According to The Guardian, the mission’s report concludes that the RSF and allied militias deliberately imposed conditions “calculated to bring about the physical destruction” of the Zaghawa and Fur communities. The chair of the mission, Mohamed Chande Othman, said the scale, coordination and public endorsement by senior RSF leadership show the atrocities were “not random excesses of war” but part of a planned operation.
France 24, citing the same UN findings, reports “mass killings of non-Arab civilians” in El Fasher pointing to genocide. The report describes an 18‑month ordeal culminating in the city’s fall last October and, after the takeover, “three days of absolute horror” in which thousands—particularly Zaghawa—were killed, raped, or disappeared, The Guardian writes.
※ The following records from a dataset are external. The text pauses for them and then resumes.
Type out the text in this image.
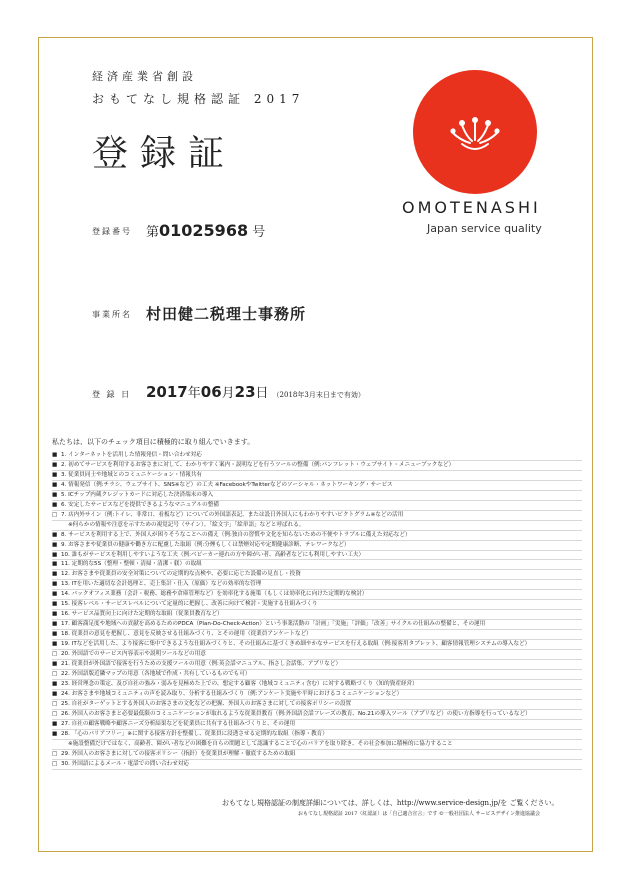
経済産業省創設
おもてなし規格認証 2017
登録証
OMOTENASHI
Japan service quality
登録番号 第01025968 号
事業所名 村田健二税理士事務所
登 録 日 2017年06月23日 （2018年3月末日まで有効）
私たちは、以下のチェック項目に積極的に取り組んでいきます。
■ 1. インターネットを活用した情報発信・問い合わせ対応
■ 2. 初めてサービスを利用するお客さまに対して、わかりやすく案内・説明などを行うツールの整備（例:パンフレット・ウェブサイト・メニューブックなど）
■ 3. 従業員同士や地域とのコミュニケーション・情報共有
■ 4. 情報発信（例:チラシ、ウェブサイト、SNS※など）の工夫 ※FacebookやTwitterなどのソーシャル・ネットワーキング・サービス
■ 5. ICチップ内蔵クレジットカードに対応した決済端末の導入
■ 6. 安定したサービスなどを提供できるようなマニュアルの整備
□ 7. 店内外サイン（例:トイレ、非常口、看板など）についての外国語表記、または設日外国人にもわかりやすいピクトグラム※などの活用
※何らかの情報や注意を示すための視覚記号（サイン）。「絵文字」「絵単語」などと呼ばれる。
■ 8. サービスを利用する上で、外国人が困りそうなことへの備え（例:独自の習慣や文化を知らないための不便やトラブルに備えた対応など）
■ 9. お客さまや従業員の健康や働き方に配慮した取組（例:分煙もしくは禁煙対応や定期健康診断、テレワークなど）
■ 10. 誰もがサービスを利用しやすいような工夫（例:ベビーカー連れの方や障がい者、高齢者などにも利用しやすい工夫）
■ 11. 定期的な5S（整理・整頓・清掃・清潔・躾）の取組
■ 12. お客さまや従業員の安全対策についての定期的な点検や、必要に応じた設備の見直し・投資
■ 13. ITを用いた適切な会計処理と、売上集計・仕入（原価）などの効率的な管理
■ 14. バックオフィス業務（会計・税務、総務や倉庫管理など）を効率化する施策（もしくは効率化に向けた定期的な検討）
■ 15. 接客レベル・サービスレベルについて定量的に把握し、改善に向けて検討・実施する仕組みづくり
■ 16. サービス品質向上に向けた定期的な取組（従業員教育など）
■ 17. 顧客満足度や地域への貢献を高めるためのPDCA（Plan-Do-Check-Action）という事業活動の「計画」「実施」「評価」「改善」サイクルの仕組みの整備と、その運用
■ 18. 従業員の意見を把握し、意見を反映させる仕組みづくり、とその運用（従業員アンケートなど）
■ 19. ITなどを活用した、より接客に集中できるような仕組みづくりと、その仕組みに基づくきめ細やかなサービスを行える取組（例:接客用タブレット、顧客情報管理システムの導入など）
□ 20. 外国語でのサービス内容表示や説明ツールなどの用意
■ 21. 従業員が外国語で接客を行うための支援ツールの用意（例:英会話マニュアル、指さし会話集、アプリなど）
□ 22. 外国語版近隣マップの用意（各地域で作成・共有しているものでも可）
■ 23. 経営理念の策定、及び自社の強み・弱みを見極めた上での、想定する顧客（地域コミュニティ含む）に対する戦略づくり（知的資産経営）
■ 24. お客さまや地域コミュニティの声を読み取り、分析する仕組みづくり（例:アンケート実施や平時におけるコミュニケーションなど）
□ 25. 自社がターゲットとする外国人のお客さまの文化などの把握、外国人のお客さまに対しての接客ポリシーの設置
□ 26. 外国人のお客さまと必要最低限のコミュニケーションが取れるような従業員教育（例:外国語会話フレーズの教育、No.21の導入ツール（アプリなど）の使い方指導を行っているなど）
■ 27. 自社の顧客戦略や顧客ニーズ分析結果などを従業員に共有する仕組みづくりと、その運用
■ 28. 「心のバリアフリー」※に関する接客方針を整備し、従業員に浸透させる定期的な取組（指導・教育）
※施設整備だけではなく、高齢者、障がい者などの困難を自らの問題として認識することで心のバリアを取り除き、その社会参加に積極的に協力すること
□ 29. 外国人のお客さまに対しての接客ポリシー（指針）を従業員が理解・徹底するための取組
□ 30. 外国語によるメール・電話での問い合わせ対応
おもてなし規格認証の制度詳細については、詳しくは、http://www.service-design.jp/を ご覧ください。
おもてなし規格認証 2017（紅認証）は「自己適合宣言」です ©一般社団法人 サービスデザイン推進協議会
The context is the collapse of a power-sharing cartel. Since April 2023, the RSF—commanded by Muhammad Hamdan Dagalo—has fought the Sudanese army under Abdel Fattah al‑Burhan, former allies who rose after the 2019 revolution that removed Omar al‑Bashir, per The Guardian. The RSF itself grew out of the Janjaweed militias, infamous for the early‑2000s Darfur campaign that killed hundreds of thousands and displaced millions.
The Guardian notes the RSF has been backed by the United Arab Emirates, which denies the allegation despite evidence compiled by the UN, independent experts and journalists. The Telegraph similarly reports the UN investigators’ genocide warning and details the siege’s targeting of ethnic communities.
Meanwhile, the war’s body count keeps compounding. The conflict has displaced about 11 million people and killed tens of thousands, triggering what the UN calls one of the world’s worst humanitarian crises, according to The Guardian.
The report’s release coincides with a new wave of drone strikes in Kordofan. UNICEF said at least 15 children were killed when a drone hit a displacement camp in West Kordofan; local rights defenders reported 28 more deaths in a market strike in North Kordofan, per The Guardian. Competing accusations follow: blame for the West Kordofan attack has been directed at the Sudanese army, while the RSF has been accused of the North Kordofan strike.
The UN mission calls for thorough investigation. The missing piece is what the mission cannot supply: a credible threat to those doing the killing and those financing it.